For most of us, our retirement dreams are filled with time for enjoyment after decades of hard work. But for an increasing number of older couples, retirement is bringing something completely unexpected: divorce.
With their adult children gone and an empty nest at home, some retirees decide they no longer want to be married. Or, facing 20 or 30 years in the second season of their lives, some couples decide they’d rather not spend it with spouses they no longer have anything in common with. That’s why, at a time when divorce is becoming less common for younger adults, so-called ‘gray divorce’ is on a dramatic rise. According to a 2017 report by the Pew Research Center, the divorce rate among U.S. adults age 50 and older has roughly doubled since the 1990s. For people 65 and older, the divorce rate has tripled since 1990, and it continues to climb each year.

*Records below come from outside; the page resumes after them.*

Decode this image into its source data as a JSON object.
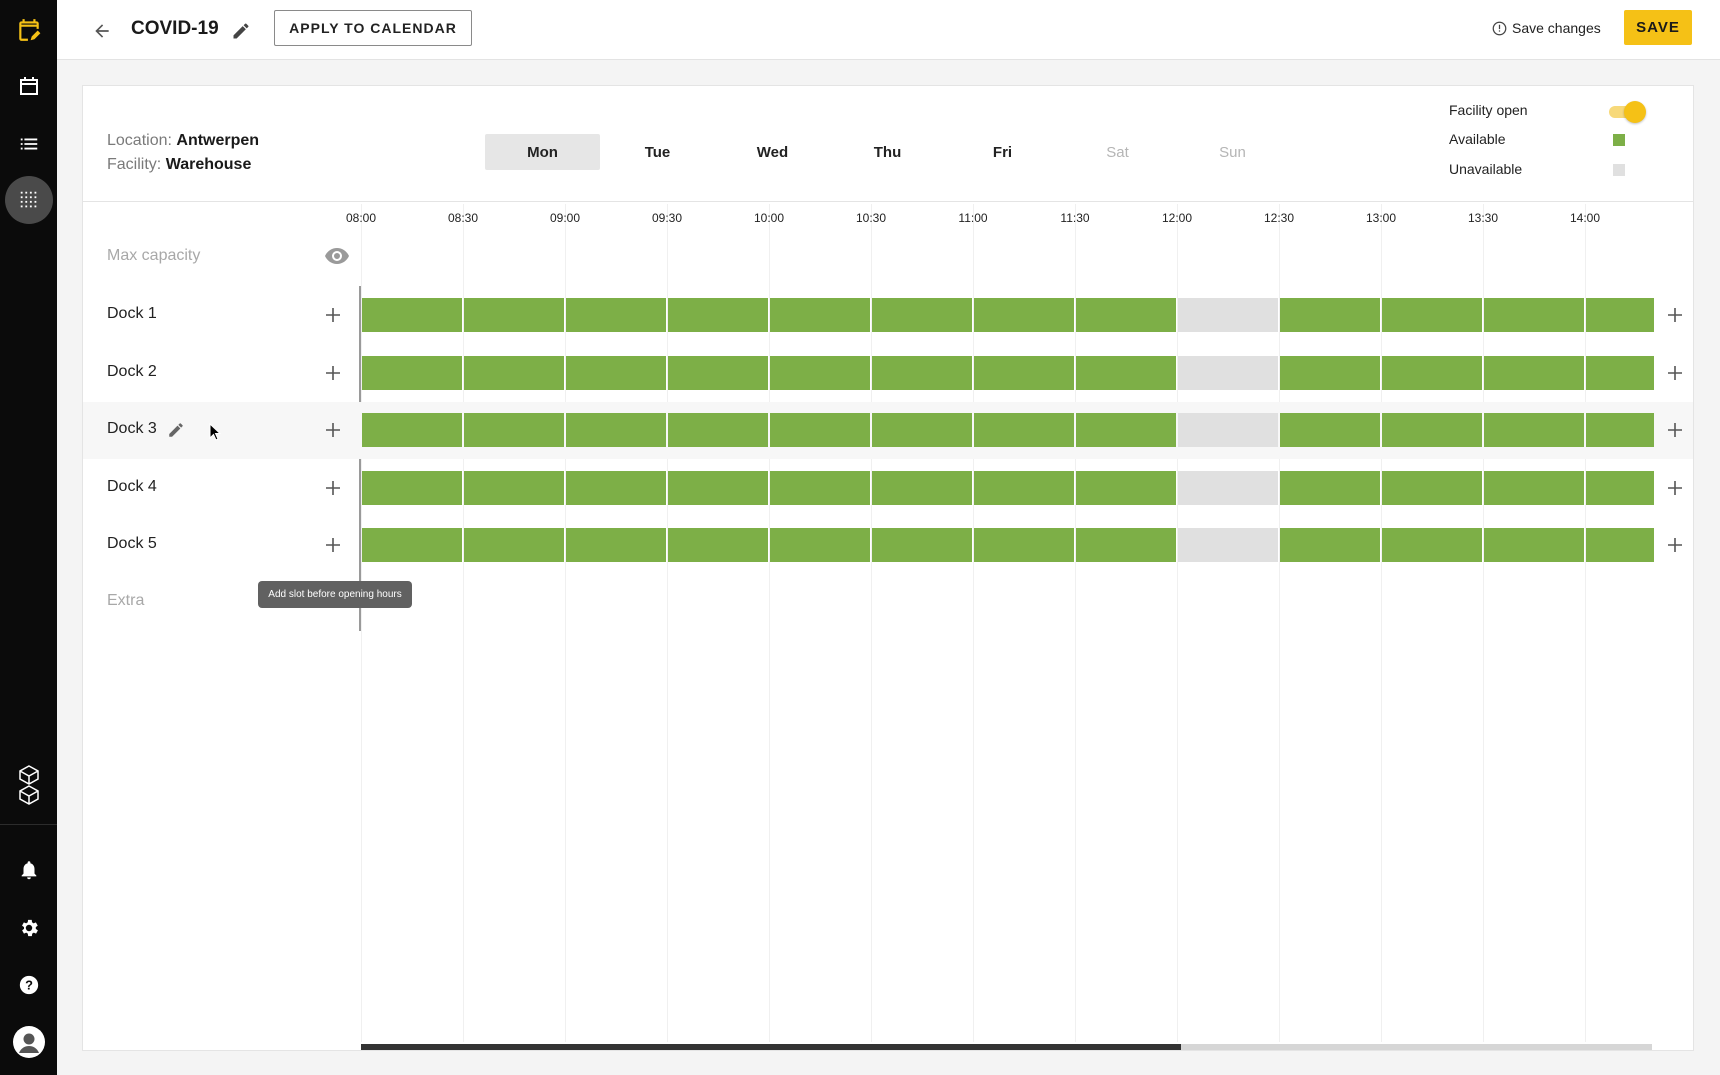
{
  "sidebar": {
    "items": [
      {
        "icon": "calendar-edit-icon",
        "color": "#f5c116"
      },
      {
        "icon": "calendar-icon"
      },
      {
        "icon": "list-icon"
      },
      {
        "icon": "grid-icon",
        "active": true
      },
      {
        "icon": "cube-stack-icon"
      },
      {
        "icon": "bell-icon"
      },
      {
        "icon": "gear-icon"
      },
      {
        "icon": "help-icon"
      },
      {
        "icon": "user-avatar-icon"
      }
    ]
  },
  "header": {
    "title": "COVID-19",
    "apply_label": "APPLY TO CALENDAR",
    "save_changes_label": "Save changes",
    "save_label": "SAVE"
  },
  "info": {
    "location_label": "Location:",
    "location_value": "Antwerpen",
    "facility_label": "Facility:",
    "facility_value": "Warehouse"
  },
  "days": [
    {
      "label": "Mon",
      "state": "active"
    },
    {
      "label": "Tue",
      "state": "normal"
    },
    {
      "label": "Wed",
      "state": "normal"
    },
    {
      "label": "Thu",
      "state": "normal"
    },
    {
      "label": "Fri",
      "state": "normal"
    },
    {
      "label": "Sat",
      "state": "disabled"
    },
    {
      "label": "Sun",
      "state": "disabled"
    }
  ],
  "legend": {
    "facility_open": "Facility open",
    "facility_open_on": true,
    "available": "Available",
    "unavailable": "Unavailable",
    "available_color": "#7daf47",
    "unavailable_color": "#e0e0e0",
    "accent_color": "#f5c116"
  },
  "times": [
    "08:00",
    "08:30",
    "09:00",
    "09:30",
    "10:00",
    "10:30",
    "11:00",
    "11:30",
    "12:00",
    "12:30",
    "13:00",
    "13:30",
    "14:00"
  ],
  "max_capacity_label": "Max capacity",
  "extra_label": "Extra",
  "tooltip": "Add slot before opening hours",
  "docks": [
    {
      "name": "Dock 1",
      "slots": [
        "available",
        "available",
        "available",
        "available",
        "available",
        "available",
        "available",
        "available",
        "unavailable",
        "available",
        "available",
        "available",
        "available"
      ]
    },
    {
      "name": "Dock 2",
      "slots": [
        "available",
        "available",
        "available",
        "available",
        "available",
        "available",
        "available",
        "available",
        "unavailable",
        "available",
        "available",
        "available",
        "available"
      ]
    },
    {
      "name": "Dock 3",
      "slots": [
        "available",
        "available",
        "available",
        "available",
        "available",
        "available",
        "available",
        "available",
        "unavailable",
        "available",
        "available",
        "available",
        "available"
      ]
    },
    {
      "name": "Dock 4",
      "slots": [
        "available",
        "available",
        "available",
        "available",
        "available",
        "available",
        "available",
        "available",
        "unavailable",
        "available",
        "available",
        "available",
        "available"
      ]
    },
    {
      "name": "Dock 5",
      "slots": [
        "available",
        "available",
        "available",
        "available",
        "available",
        "available",
        "available",
        "available",
        "unavailable",
        "available",
        "available",
        "available",
        "available"
      ]
    }
  ]
}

Divorce at any age has serious consequences. It can create emotional instability, but it can also cause serious financial damage for both spouses. Whatever money the couple has in savings, pensions, 401(k) plans, and other sources of retirement income will usually need to be divided. Newly single retirees may find themselves with a new set of expenses, such as rent and health care insurance. And while older divorcers like baby boomers aren’t typically involved in lengthy child custody battles, they have less time to rebuild their nest egg. This profound impact on retirement funds often forces people to readjust their plans and their standard of living. If a gray divorce is on the horizon, here are some helpful pointers for handling your assets so you can keep your retirement dreams alive and well.
Meet with a financial advisor before you do any negotiating. While most people who are considering divorce think about contacting a lawyer right away, a financial advisor can help determine how to best meet your financial and retirement goals given the changes you’ll be facing. Seize this process as an opportunity to get what you really want in your post-divorce life. Perhaps you wanted to live in a warmer climate and your ex didn’t. Maybe you had different ideas about how you handled risk and investments. Be sure to meet with your advisor before, during and after your settlement negotiations to determine how best to put your new financial plan into action.
Keep your current and future tax consequences in mind. It’s critical to understand what you have in pre-tax and after-tax assets and how they’ll affect what you’re going to owe Uncle Sam in the long term. Once you’re unmarried or legally separated from your spouse, you’ll be filing as single. That means your standard deduction will be cut in half and you may end up in a higher tax bracket. If it looks as if your retirement income will push you into a higher tax bracket in the future, talk to your financial professional about what you can do now to lower your tax burden later.
Take steps to make the most of every penny of your retirement income. Social Security benefits aren’t considered community property, but you will have to make some decisions about how you’ll file when you’re divorced. If your marriage lasted 10 years or longer, you still can receive benefits on your ex-spouse’s record if you’re unmarried, age 62 or older, and your Social Security benefit is less than your ex-spouse’s. But there are rules for when you can file and how much you’ll get, so be sure to discuss it with your financial advisor first.
Catch-up contributions to your tax-favored retirement accounts can also help you fill the gap between what funds you have and what you’ll need. If you’re 50 or older, talk to your advisor about what it would take to build up your retirement accounts.